Geeked out and beaming, we take off. I explain my plan to go door to door with the glow-in-the-dark menu idea to generate some sales - tonight! No need to wait. Charlie remarked that I must have been touched by Gawd hisself when I was a baby. Our chit-chat was covered in possibilities which kept lifting our spirits.
I could really see it. The newspaper headline: ‘Homeless Guy Launches Million Dollar Biz’. I gripped the crappy ten speed bike handles making the dry rot rubber squirm. My sense of control was present. Being in awe - is how I would best describe the sensation. Who knew how basic it is to simply deign the future you really want? I’ve been so conflicted for years and up to this point I’ve been my own worst enemy in not making things happen. I began to see that I am the only person responsible for how my life goes.
At the next intersection Charlie and I stopped on our bikes in waiting to cross the street.
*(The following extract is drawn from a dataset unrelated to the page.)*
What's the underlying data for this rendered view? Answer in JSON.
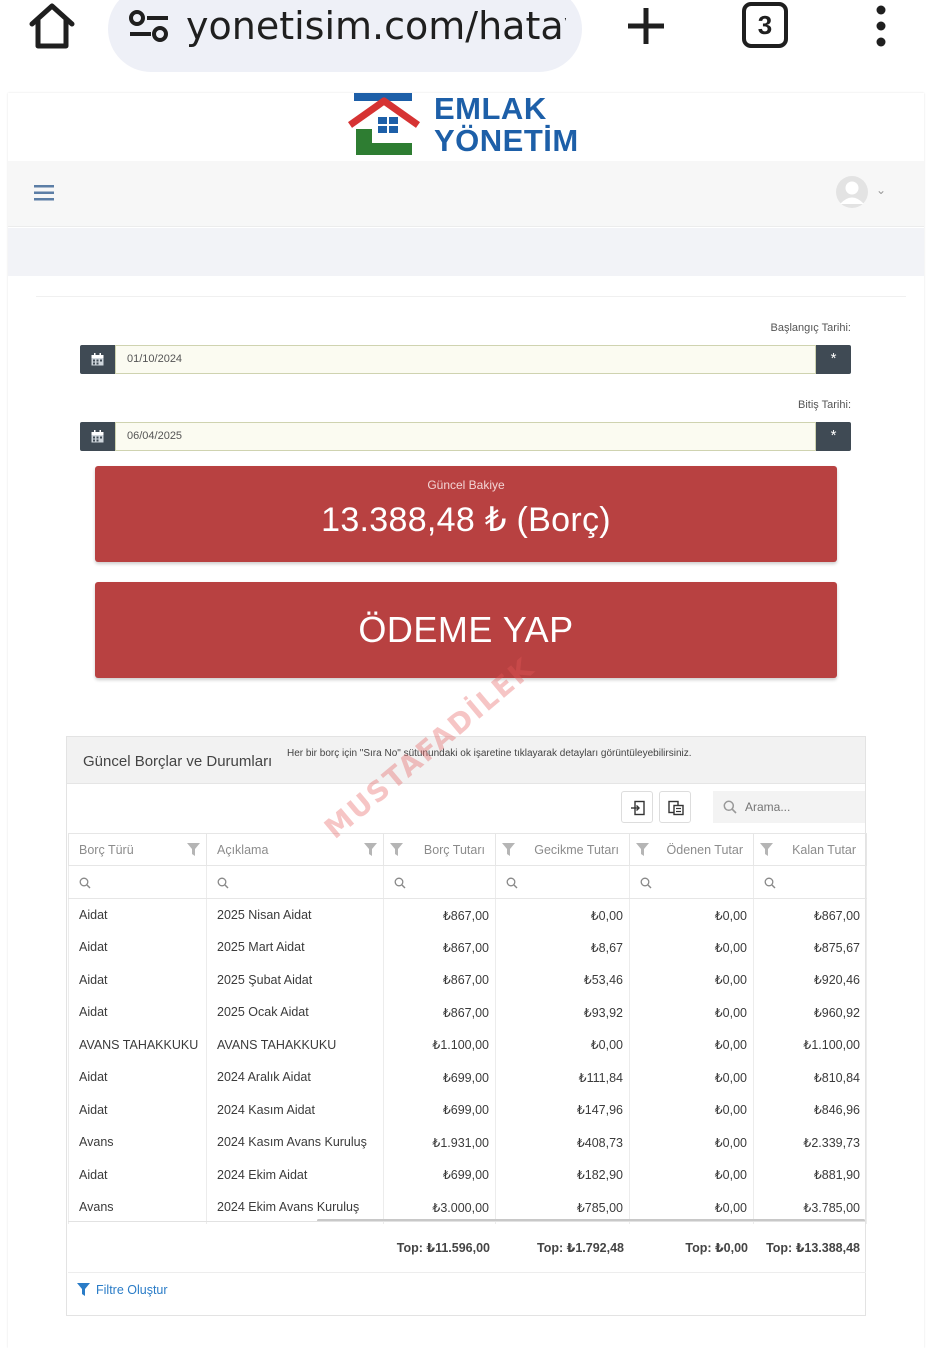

I didn’t realize that Charlie’s front tire was sticking out as it was and that it might pose an issue for the traffic. I told him to pull back a little. Instead, Charlie lurched with a hop onto his pedals to cross quickly. A car was coming at the same time which honked angrily, made a true New York stop - which is more like a pause, before attempting to make the corner while giving me a pointed scowl and middle finger.
Another car - an suv, was approaching fast, perpendicular to our new offended gentleman whose lurching front end was just in time to be struck - K’POW! Charlie could barely swing his face around to witness all this. The on coming car struck and jumped into a twist. The bottom of the vehicle revealed itself to me with aching grace as I was almost struck in the face by one of the tires. I didn’t notice the long bleating horn of the cork-screwing car before it landed openly in the street, on Grand Ave, on it’s top, with a moist crash and embarrassed spray of tempered glass across the pavement.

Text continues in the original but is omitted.